Dalam Injil Lukas tercatat, bahwa Maria berangkat pergi mengunjungi Elisabet, saudaranya . Perjalanannya jauh, Maria yang bertempat tinggal di wilayah utara, pergi berkunjung kepada Elisabet yang tinggal dekat Yerusalem, di wilayah selatan, negeri Palestina. Zakaria, suami Elisabet pada waktu tertentu bertugas sebagai imam di Bait Allah di kota Yerusalem.
Mengapa pergi ?
Kita dapat bertanya mengapa Maria setelah diberi kabar oleh Malaikat Tuhan ingin berkunjung kepada Elisabet ? Secara spontan kita bisa menduga bahwa karena sekarang Tuhan tinggal di dalam dirinya, Maria mau tinggal seorang diri jauh dari segala pergaulan dengan orang lain, terbuka bagi mukjizat yang ada di dalam dirinya. Apa tidak lebih pantas, kalau Maria sebagai seorang mistikus terbesar sepanjang sejarah, mau tinggal penuh perhatian dan penuh cinta bagi hidup Ilahi yang sedang tumbuh dalam dirinya ? Tentu pada saat itu ia memerlukan keheningan dan kesunyian.

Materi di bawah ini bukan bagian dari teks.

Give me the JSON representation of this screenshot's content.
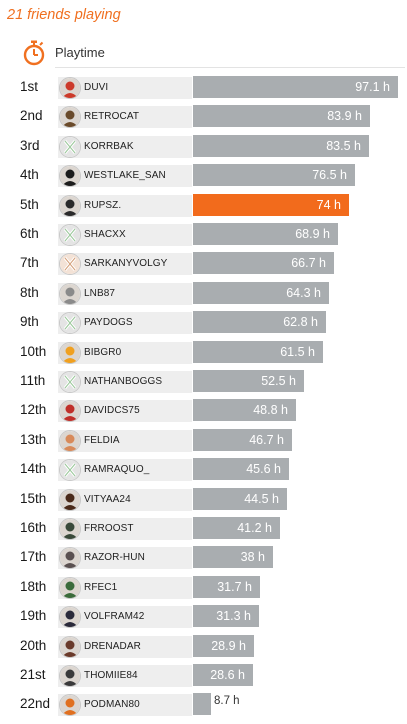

Mungkin perlu kita meninjau kembali pengeritan kita tentang mistik. Persetujuan yang diberikan oleh Maria kepada Allah, juga berarti YA kepada manusia. Orang yang diberi tugas oleh Allah, makin berakar di dalam persekutuan umat manusia, tidak pernah ada orang menerima sesuatu melulu untuk dirinya sendiri saja, segalanya harus dibagi-bagikan.
Menurut suatu tradisi lama, Maria mau melayani saudaranya yang jauh lebih tua dalam bulan-bulan terakhir menjelang saat kelahiran anaknya. Pandangan ini beralasan juga kalau kita melihat, bahwa menurut catatan Lukas, Maria tinggal di rumah Elisabet selama tiga bulan, jadi sampai saat Yohanes dilahirkan. Waktu Maria diberi kabar oleh Malaikat, Elisabet sudah mengandung dalam bulan keenam.

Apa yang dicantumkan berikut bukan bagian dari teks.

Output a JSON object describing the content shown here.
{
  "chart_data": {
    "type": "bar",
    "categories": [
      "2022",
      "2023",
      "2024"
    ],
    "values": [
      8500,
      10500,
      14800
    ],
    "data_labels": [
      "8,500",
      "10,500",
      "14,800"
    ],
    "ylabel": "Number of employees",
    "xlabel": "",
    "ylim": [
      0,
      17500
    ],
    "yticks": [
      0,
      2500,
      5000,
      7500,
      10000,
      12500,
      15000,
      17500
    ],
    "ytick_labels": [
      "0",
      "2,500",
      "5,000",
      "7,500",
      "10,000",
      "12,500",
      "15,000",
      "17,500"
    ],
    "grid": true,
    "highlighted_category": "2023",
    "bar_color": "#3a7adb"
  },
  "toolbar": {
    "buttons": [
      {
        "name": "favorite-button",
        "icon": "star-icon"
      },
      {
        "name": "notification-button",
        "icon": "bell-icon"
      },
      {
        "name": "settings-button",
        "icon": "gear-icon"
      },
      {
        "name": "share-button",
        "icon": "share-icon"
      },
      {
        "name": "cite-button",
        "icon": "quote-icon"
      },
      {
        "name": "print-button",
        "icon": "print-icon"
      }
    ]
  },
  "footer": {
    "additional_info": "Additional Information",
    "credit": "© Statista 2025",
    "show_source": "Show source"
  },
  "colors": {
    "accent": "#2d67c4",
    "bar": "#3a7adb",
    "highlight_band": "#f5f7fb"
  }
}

Tetapi suatu alasan lain juga mungkin, bahwa Maria pergi mengunjungi saudaranya mau melihat tanda yang diberikan Malaikat kepadanya. Elisabet sudah “pada hari tuanya” dan “meskipun ia disebut mandul” ia mengandung seorang anak laki-laki. Maria ingin melihat tanda ini, bukan karena ia ragu-ragu, melainkan karena semestinya suatu tanda dilihat kenyataannya. Maria tidak boleh mengabaikan tanda yang diberikan oleh Allah kepadanya. Tanda itu harus dinilai tinggi olehnya, karena itu ia harus pergi melihat dengan mata kepalanya sendiri, bahwa mukjizat itu benar-benar terjadi.

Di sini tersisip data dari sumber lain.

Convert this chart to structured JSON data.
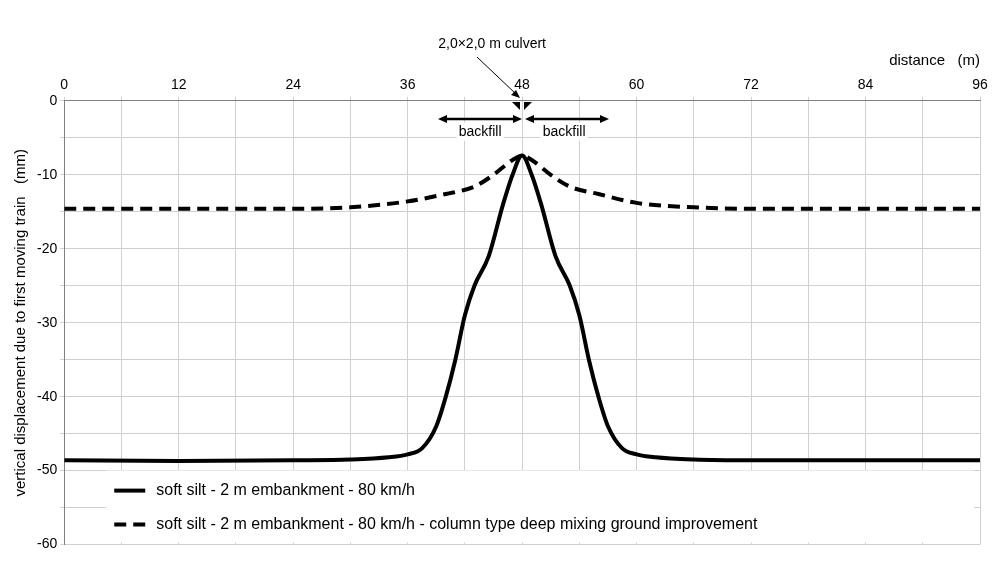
{
  "chart_data": {
    "type": "line",
    "xlabel": "distance   (m)",
    "ylabel": "vertical displacement due to first moving train   (mm)",
    "xlim": [
      0,
      96
    ],
    "xticks": [
      0,
      {
        "value": 6,
        "label": null
      },
      12,
      {
        "value": 18,
        "label": null
      },
      24,
      {
        "value": 30,
        "label": null
      },
      36,
      {
        "value": 42,
        "label": null
      },
      48,
      {
        "value": 54,
        "label": null
      },
      60,
      {
        "value": 66,
        "label": null
      },
      72,
      {
        "value": 78,
        "label": null
      },
      84,
      {
        "value": 90,
        "label": null
      },
      96
    ],
    "ylim": [
      -60,
      0
    ],
    "yticks": [
      0,
      {
        "value": -5,
        "label": null
      },
      -10,
      {
        "value": -15,
        "label": null
      },
      -20,
      {
        "value": -25,
        "label": null
      },
      -30,
      {
        "value": -35,
        "label": null
      },
      -40,
      {
        "value": -45,
        "label": null
      },
      -50,
      {
        "value": -55,
        "label": null
      },
      -60
    ],
    "grid": true,
    "legend": "bottom",
    "marker": "none",
    "series": [
      {
        "name": "soft silt - 2 m embankment - 80 km/h",
        "color": "#000000",
        "line_style": "solid",
        "x": [
          0,
          12,
          24,
          30,
          34,
          36,
          37.5,
          39,
          40,
          41,
          42,
          43,
          44.5,
          46,
          47,
          48,
          49,
          50,
          51.5,
          53,
          54,
          55,
          56,
          57,
          58.5,
          60,
          62,
          66,
          72,
          84,
          96
        ],
        "values": [
          -48.6,
          -48.7,
          -48.6,
          -48.5,
          -48.2,
          -47.8,
          -47,
          -44,
          -40,
          -35,
          -29,
          -25,
          -21,
          -14,
          -10,
          -7.4,
          -10,
          -14,
          -21,
          -25,
          -29,
          -35,
          -40,
          -44,
          -47,
          -47.8,
          -48.2,
          -48.5,
          -48.6,
          -48.6,
          -48.6
        ]
      },
      {
        "name": "soft silt - 2 m embankment - 80 km/h - column type deep mixing ground improvement",
        "color": "#000000",
        "line_style": "dashed",
        "x": [
          0,
          24,
          30,
          36,
          40,
          43,
          45,
          47,
          48,
          49,
          51,
          53,
          56,
          60,
          66,
          72,
          96
        ],
        "values": [
          -14.6,
          -14.6,
          -14.4,
          -13.6,
          -12.6,
          -11.6,
          -10,
          -8,
          -7.4,
          -8,
          -10,
          -11.6,
          -12.6,
          -13.8,
          -14.4,
          -14.6,
          -14.6
        ]
      }
    ],
    "annotations": [
      "2,0×2,0 m culvert",
      "backfill",
      "backfill"
    ]
  }
}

Akhirnya mungkin juga Maria menempuh perjalanan yang melelahkan itu untuk mengikut-sertakan Elisabet dalam rahasia besar, yang telah terjadi dalam dirinya. Maria merasa ada kaitan khusus dengan dia, keduanya dirahmati oleh Allah, di dalam mereka terjadilah suatu mukjizat, dan mukjizat dalam diri Elisabet menguatkan mukjizat dalam diri Maria. Maria menyadari, bahwa Elisabet harus menjadi orang pertama untuk diberitahu tentang kabar gembira itu. Setiap wanita lain pasti akan menertawakannya, dan hanya Elisabet yang mampu menerima kabar dari Maria, karena ia sendiri sudah dikunjungi Allah.
Maria membawa Yesus
Mari bergegas dalam perjalanannya, karena ia didorong oleh suka cita yang suci. Lukas dalam Injilnya menulis, bahwa ke tujuh puluh murid yang diutus oleh Yesus, tidak diperbolehkan “memberi salam kepada siapapun selama dalam perjalanan” (Luk 10 : 4). Para murid tidak boleh membuang waktu dengan percakapan dan salam-salaman yang panjang lebar, mereka harus bergegas mewartakan Injil, hal itu tak dapat ditunda. Maria adalah rasul pertama, orang pertama yang mewartakan kabar gembira. Hal lain sudah tidak dipikirkannya, waktu tidak dibuangnya. Nabi Yesaya berkata dengan tepat dan itu dapat diterapkan pada Maria (Betapa indahnya kelihatan dari puncak bukit-bukit kedatangan pembawa berita, yang mengabarkan berita damai dan memberitakan kabar baik, yang mengabarkan berita selamat dan berkata kepada Sion: "Allahmu itu Raja!" - Yes 52:7).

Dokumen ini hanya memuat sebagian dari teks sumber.